5. An appliance as claimed in claim 1, characterized in that the light sources comprise fluorescent lamps (5) and halogen lamps (6).

6. An appliance as claimed in claim 5, characterized in that the fluorescent lamps (5) are arranged in rows with their major axis parallel to the sides of the frame (2) and having an inner row adjacent to said frame 2 and an outer row disposed as the last row which is the most distant from said inner row said fluorescent lamps having a colour temperature variable between 2700 and 6000° K., the halogen lamps (6) being arranged parallel thereto in the outer row and having a colour temperature of up to 2600° K.

7. An appliance as claimed in claim 1, characterized in that the reflecting screen (4) comprises for each side of the frame (2) a laminar element of parabolic cross-section having axes through its foci (16,20) substantially parallel to axes along which the light sources (5,6) lie, these latter being supported in planes (9,10) incident with a plane in which the frame (2) lies.

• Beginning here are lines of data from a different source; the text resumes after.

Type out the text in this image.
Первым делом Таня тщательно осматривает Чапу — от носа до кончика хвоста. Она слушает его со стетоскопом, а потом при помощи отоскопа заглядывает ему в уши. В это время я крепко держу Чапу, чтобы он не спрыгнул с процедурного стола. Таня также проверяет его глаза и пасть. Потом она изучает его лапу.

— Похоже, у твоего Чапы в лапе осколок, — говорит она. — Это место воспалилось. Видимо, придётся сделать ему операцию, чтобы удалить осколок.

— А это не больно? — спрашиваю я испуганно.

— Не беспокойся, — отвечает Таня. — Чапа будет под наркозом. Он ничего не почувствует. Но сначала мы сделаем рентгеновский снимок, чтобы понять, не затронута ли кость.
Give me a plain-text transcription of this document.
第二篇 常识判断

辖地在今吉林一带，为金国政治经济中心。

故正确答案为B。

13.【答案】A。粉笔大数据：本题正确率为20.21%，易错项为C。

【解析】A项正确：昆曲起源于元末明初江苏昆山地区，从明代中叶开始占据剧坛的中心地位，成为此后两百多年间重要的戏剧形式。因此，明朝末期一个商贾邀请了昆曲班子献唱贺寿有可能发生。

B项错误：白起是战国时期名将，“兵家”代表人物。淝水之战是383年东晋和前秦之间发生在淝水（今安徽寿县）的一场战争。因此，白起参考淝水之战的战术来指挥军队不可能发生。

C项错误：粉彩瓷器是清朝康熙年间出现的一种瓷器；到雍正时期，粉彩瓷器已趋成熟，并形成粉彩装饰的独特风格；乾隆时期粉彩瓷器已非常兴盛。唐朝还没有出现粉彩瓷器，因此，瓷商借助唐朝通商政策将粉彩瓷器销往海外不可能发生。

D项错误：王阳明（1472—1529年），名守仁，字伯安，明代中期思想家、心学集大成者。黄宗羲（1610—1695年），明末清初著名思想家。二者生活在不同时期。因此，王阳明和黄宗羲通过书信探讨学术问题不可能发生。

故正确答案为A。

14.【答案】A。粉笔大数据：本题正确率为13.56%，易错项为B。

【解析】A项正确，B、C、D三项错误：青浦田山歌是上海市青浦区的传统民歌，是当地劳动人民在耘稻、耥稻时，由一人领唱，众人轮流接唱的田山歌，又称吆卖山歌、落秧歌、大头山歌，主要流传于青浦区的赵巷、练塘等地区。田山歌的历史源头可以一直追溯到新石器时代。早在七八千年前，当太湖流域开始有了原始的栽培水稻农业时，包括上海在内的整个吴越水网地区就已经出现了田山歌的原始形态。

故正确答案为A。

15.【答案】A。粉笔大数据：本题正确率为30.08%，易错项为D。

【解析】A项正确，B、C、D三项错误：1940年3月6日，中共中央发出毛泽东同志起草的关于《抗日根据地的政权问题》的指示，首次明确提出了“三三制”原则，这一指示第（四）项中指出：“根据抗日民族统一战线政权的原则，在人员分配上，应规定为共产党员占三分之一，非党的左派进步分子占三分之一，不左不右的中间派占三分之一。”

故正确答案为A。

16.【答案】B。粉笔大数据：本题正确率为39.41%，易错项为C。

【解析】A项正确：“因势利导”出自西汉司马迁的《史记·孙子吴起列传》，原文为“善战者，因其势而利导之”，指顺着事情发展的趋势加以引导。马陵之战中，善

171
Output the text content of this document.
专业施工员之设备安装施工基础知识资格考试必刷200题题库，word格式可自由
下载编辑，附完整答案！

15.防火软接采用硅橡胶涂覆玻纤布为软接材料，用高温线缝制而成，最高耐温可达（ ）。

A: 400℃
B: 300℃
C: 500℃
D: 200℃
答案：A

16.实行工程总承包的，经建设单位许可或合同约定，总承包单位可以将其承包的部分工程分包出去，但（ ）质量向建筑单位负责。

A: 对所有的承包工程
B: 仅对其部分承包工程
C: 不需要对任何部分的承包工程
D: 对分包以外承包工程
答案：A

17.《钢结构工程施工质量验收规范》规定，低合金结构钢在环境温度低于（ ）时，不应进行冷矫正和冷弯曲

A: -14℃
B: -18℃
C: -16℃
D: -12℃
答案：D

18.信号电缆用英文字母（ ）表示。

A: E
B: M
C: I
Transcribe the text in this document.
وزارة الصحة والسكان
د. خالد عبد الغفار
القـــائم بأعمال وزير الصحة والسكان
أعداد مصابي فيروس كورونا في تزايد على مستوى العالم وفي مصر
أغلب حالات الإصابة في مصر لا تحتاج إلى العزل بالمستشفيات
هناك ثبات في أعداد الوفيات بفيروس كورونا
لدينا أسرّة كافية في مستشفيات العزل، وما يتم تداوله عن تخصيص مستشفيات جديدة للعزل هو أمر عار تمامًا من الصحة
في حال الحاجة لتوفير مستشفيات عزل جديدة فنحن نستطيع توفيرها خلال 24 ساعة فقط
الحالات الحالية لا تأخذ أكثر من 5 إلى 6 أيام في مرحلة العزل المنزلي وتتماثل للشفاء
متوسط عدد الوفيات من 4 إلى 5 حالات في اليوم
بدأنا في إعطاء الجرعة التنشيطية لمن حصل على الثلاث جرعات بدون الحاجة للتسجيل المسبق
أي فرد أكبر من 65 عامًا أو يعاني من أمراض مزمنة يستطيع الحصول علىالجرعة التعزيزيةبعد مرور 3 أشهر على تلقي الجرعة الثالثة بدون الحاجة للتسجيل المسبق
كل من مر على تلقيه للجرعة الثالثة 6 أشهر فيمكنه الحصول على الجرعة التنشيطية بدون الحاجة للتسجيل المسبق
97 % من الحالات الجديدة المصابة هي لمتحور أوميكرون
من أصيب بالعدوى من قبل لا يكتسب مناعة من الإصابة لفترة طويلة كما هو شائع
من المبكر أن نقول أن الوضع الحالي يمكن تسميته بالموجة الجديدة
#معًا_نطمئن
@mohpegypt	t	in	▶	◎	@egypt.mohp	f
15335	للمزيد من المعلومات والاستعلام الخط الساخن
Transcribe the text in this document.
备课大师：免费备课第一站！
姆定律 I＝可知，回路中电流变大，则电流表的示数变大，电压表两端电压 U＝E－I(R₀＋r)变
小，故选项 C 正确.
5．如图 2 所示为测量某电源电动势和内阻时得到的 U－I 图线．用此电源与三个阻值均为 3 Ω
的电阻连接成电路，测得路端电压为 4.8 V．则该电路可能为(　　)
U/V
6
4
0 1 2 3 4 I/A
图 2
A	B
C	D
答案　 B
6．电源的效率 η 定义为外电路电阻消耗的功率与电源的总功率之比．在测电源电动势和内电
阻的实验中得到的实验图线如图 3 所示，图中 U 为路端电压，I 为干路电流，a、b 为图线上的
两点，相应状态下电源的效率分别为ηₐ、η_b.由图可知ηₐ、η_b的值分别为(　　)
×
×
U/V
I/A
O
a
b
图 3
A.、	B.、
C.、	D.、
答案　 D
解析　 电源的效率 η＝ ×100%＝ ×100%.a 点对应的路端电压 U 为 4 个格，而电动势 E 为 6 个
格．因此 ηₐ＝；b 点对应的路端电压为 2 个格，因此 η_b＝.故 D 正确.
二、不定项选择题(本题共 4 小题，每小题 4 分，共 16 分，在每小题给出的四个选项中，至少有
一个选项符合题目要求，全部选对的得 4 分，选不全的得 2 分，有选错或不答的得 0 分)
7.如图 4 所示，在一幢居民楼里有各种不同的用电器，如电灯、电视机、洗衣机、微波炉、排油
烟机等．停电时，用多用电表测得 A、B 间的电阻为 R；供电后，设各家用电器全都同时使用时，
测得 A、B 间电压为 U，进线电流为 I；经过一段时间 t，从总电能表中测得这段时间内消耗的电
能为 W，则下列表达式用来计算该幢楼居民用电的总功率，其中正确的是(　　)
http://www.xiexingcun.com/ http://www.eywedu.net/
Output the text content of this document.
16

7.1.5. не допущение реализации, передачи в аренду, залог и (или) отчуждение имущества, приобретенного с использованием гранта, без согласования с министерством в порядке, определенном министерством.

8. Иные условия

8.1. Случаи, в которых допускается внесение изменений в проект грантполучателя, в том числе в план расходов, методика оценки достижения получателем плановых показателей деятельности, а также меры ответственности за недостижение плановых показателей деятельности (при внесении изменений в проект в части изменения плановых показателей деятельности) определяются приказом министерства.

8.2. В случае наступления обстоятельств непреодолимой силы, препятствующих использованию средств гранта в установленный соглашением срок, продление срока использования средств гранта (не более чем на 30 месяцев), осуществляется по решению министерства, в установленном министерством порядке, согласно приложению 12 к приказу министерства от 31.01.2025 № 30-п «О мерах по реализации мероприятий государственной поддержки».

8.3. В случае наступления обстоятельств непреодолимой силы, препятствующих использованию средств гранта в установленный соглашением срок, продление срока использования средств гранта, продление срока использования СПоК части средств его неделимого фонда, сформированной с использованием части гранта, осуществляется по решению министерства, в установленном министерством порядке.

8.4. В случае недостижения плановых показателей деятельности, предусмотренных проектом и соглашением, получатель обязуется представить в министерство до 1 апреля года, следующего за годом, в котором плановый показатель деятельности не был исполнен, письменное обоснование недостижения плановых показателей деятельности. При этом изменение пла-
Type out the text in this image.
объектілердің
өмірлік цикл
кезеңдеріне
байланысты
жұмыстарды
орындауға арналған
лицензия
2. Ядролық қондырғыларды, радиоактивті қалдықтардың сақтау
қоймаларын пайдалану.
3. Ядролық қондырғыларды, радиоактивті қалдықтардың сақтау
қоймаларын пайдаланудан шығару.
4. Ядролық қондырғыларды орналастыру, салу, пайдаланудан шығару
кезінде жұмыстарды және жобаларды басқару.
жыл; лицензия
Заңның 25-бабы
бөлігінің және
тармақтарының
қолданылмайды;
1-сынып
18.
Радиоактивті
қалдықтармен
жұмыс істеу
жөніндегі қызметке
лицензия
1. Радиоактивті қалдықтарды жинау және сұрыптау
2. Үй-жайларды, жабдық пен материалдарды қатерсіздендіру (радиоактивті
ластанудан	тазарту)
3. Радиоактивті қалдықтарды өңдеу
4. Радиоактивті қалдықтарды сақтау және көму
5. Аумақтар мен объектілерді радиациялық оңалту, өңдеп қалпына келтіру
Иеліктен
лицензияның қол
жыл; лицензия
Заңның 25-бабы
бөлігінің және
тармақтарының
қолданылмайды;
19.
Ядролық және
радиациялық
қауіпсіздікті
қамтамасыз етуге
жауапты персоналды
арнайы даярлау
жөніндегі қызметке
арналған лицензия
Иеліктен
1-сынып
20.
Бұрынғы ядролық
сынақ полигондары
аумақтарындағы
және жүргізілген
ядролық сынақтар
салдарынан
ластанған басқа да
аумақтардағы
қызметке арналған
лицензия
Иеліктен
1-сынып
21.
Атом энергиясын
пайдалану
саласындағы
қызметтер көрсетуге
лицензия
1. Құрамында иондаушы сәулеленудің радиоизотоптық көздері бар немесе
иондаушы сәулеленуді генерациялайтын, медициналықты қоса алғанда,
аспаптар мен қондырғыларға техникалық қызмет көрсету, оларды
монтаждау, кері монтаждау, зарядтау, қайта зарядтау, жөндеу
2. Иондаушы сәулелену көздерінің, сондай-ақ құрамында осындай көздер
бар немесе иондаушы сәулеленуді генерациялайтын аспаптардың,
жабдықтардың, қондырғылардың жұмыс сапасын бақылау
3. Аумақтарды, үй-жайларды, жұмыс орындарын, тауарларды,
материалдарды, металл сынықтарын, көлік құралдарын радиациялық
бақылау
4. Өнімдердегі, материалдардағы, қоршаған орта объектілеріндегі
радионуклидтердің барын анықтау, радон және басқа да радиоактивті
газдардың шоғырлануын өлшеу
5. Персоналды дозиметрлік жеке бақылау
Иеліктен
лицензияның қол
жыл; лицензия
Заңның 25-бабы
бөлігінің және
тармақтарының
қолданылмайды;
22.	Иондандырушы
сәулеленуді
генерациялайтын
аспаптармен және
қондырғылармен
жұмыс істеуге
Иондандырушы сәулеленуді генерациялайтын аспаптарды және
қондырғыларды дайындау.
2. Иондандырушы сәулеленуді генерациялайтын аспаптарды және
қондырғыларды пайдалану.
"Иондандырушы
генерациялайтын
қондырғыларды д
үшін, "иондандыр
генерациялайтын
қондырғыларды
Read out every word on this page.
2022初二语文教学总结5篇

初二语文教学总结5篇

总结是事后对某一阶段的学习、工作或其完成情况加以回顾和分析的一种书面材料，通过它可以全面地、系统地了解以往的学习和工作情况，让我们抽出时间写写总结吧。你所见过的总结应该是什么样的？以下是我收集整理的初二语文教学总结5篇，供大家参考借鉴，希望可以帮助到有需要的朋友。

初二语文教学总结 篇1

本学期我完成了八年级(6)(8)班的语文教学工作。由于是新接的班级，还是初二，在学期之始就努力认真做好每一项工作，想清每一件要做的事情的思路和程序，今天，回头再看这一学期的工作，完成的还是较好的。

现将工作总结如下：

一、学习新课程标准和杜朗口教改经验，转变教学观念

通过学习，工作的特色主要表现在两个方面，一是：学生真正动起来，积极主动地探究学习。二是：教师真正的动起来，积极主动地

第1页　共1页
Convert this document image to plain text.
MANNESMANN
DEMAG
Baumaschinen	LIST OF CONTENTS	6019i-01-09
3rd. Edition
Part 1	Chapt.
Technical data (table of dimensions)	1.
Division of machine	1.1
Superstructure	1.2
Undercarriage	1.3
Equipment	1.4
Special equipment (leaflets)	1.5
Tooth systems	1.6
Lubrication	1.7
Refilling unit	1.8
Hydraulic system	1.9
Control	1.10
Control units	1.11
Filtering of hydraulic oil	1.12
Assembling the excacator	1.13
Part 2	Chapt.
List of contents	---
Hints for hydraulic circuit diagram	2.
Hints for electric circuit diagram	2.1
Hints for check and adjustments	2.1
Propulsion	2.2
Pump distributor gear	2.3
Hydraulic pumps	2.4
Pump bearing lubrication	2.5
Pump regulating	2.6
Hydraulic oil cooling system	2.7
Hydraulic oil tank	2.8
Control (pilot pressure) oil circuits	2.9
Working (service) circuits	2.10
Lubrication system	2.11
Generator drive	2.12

8. An appliance as claimed in claim 7, characterized in that an angle (α) of 25° is formed between the planes (9,10) in which the light sources (5,6) are supported and said plane in which the frame lies.

9. An appliance as claimed in claim 7, characterized in that the reflecting screen is of the semis diffusing type.

10. An appliance as claimed in claim 9, characterized in that the semi-diffusing surface is white in colour.

11. An appliance as claimed in claim 1, characterized in that said rectangular frame (2) has a length and a width which are both multiplies of 60 cm.

12. An appliance as claimed in claim 1 characterized in that the frame (2) comprises gaskets (31) along tubular elements (7,8).

13. A lighting appliance (1) for environments without natural light, characterized by the following elements in combination:

a frame (2) totally surrounding a translucent screen (3);

a reflecting screen (4) side by side with said frame (2) and said translucent screen (3);

light sources (5,6) having different colour temperatures which are positioned between said frame (2) and said reflecting screen (4) along the perimeter of said frame (2) on support panels (9,10) so that emitted light beams from said light sources (5,6) are mixedly reflected by the reflecting screen (4) and conveyed from said lighting appliance (1) through the translucent screen (3), said light sources (5,6) being of different colour temperatures in terms of illumination and being electrically powerable separately in such a manner as to enable them to provide a luminous flux of variable intensity;

said translucent screen being concave in the direction of said reflecting screen and adapted to diffuse the light from said light sources; and

a central control unit (24) which controls the operation of each light source, said control unit (24) comprising a computerized unit (25), a decoder (26) and local control units (27-29) to control the intensity, colour temperature and exit direction of the light leaving said lighting appliance.

14. An appliance as claimed in claim 13 wherein the reflecting screen is a semi-opaque white semi-diffusing reflecting screen.

15. An appliance as claimed in claim 13 wherein the light source comprises at least four flourescent lamps and at least one halogen lamp.

16. An appliance as defined in claim 13 wherein the light sources on support panels (9) comprise a single halogen light source and the light source on panels (10) comprise two halogen light sources.

17. An appliance as defined in claim 13 wherein the light source on support panels (9) comprise two halogen light sources.